Chemikalien dürfen nicht länger die Luft verpesten

Die PCB-Belastung gefährdet möglicherweise nicht nur an der Zollberg-Realschule, sondern auch an anderen Schulen und in Kindergärten die Gesundheit von Schülern und Lehrern. Der CDU-Fraktionsvorsitzende Jörn Lignau und CDU-Stadtverbandschef Tim Hauser verlangen deshalb einen Notfallplan.
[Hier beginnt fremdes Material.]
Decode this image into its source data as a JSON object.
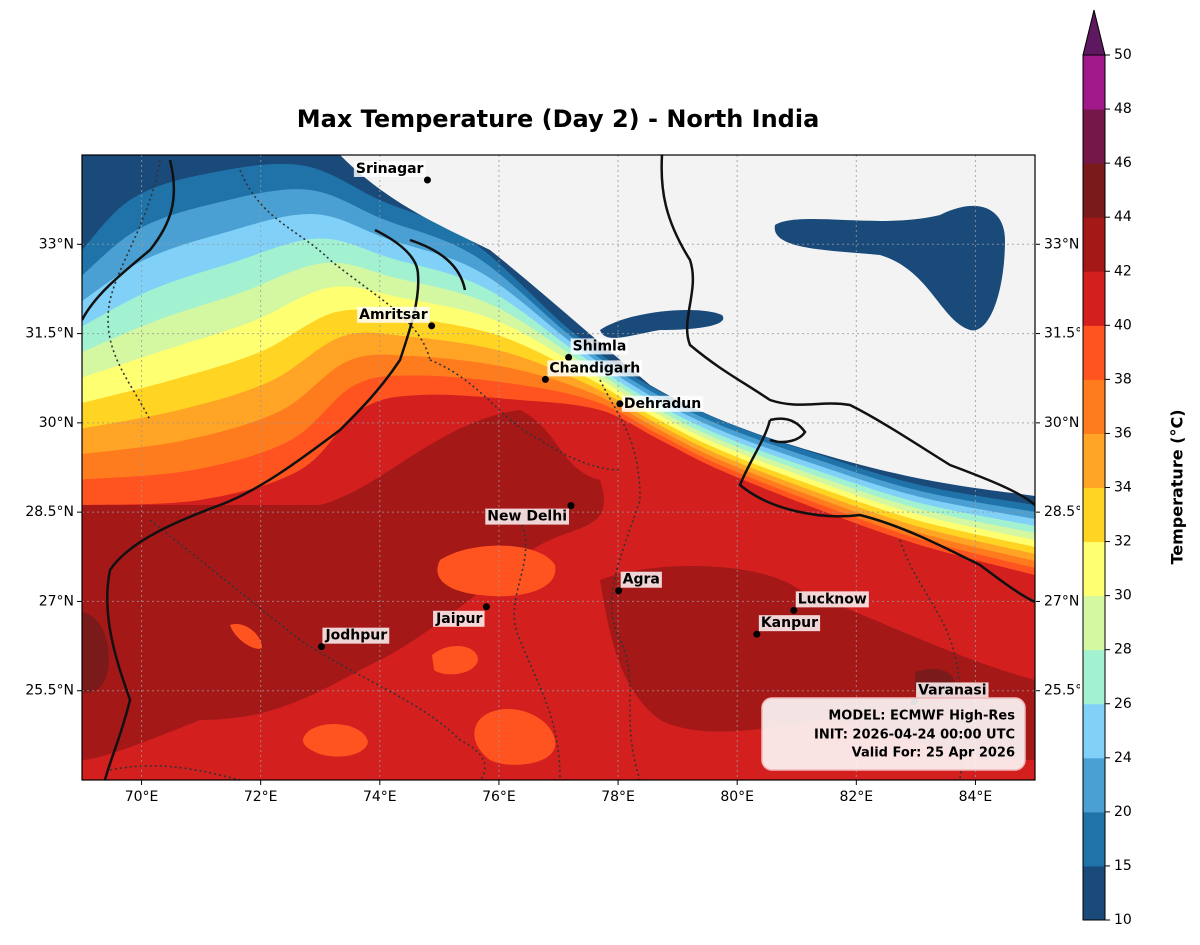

Sie werfen der Rathausspitze mangelhafte Informationspolitik vor: „Es kann nicht sein, dass Chemikalien die Luft in den Klassenzimmer verpesten und die Stadtverwaltung schaut tatenlos zu.“
Der Schulentwicklungsplan, zu dem auch Gebäudesanierungen gehören, stehe seit Jahren auf der Agenda. „Mögliche Belastungen hätten nicht übersehen werden dürfen“, äußern Lignau und sein Stellvertreter Errol Jaffke, Sprecher im Ausschuss für Bildung, Erziehung und Soziales, ihr Unverständnis. Es sei in keiner Weise nachvollziehbar, dass der Gemeinderat bei einem derart sensiblen Thema so lange hingehalten wurde, obwohl die Problematik offenbar schon länger bekannt gewesen sei. Die Fraktion erwarte eine vollständige Aufklärung und rasches Handeln: „Das darf nicht an finanziellen Notwendigkeiten scheitern.“
Bis jetzt wisse niemand, wie es an der Zollberg Realschule weitergehe, kritisieren Hauser und seine Stellvertreterin Aglaia Handler, ehemalige Gesamtelternbeiratsvorsitzende. Die Lösung des Problems könne nicht noch länger heißen, dass an der Zollberg Realschule in manchen Räumen alle 20 Minuten gelüftet werden müsse. Das sei Schülern und Lehrern nicht zumutbar. Direkt nach den Ferien begännen außerdem die Realschulprüfungen. Die Grenzwerte bezögen sich auf einen Aufenthalt rund um die Uhr an jedem Tag im Jahr. Bei kürzeren Aufenthalten wie in einer Schule seien die Werte entsprechend umzurechnen. „Das ist keine Bagatelle und der Schutz von Schülern und Lehrern hat Vorrang“, sagte Hauser. Wichtig sei jetzt die sofortige angemessene Reaktion mit einer schnellen Beseitigung der Gefahrenquellen. Die sei eine Frage der Glaubwürdigkeit auch den verunsicherten Eltern gegenüber.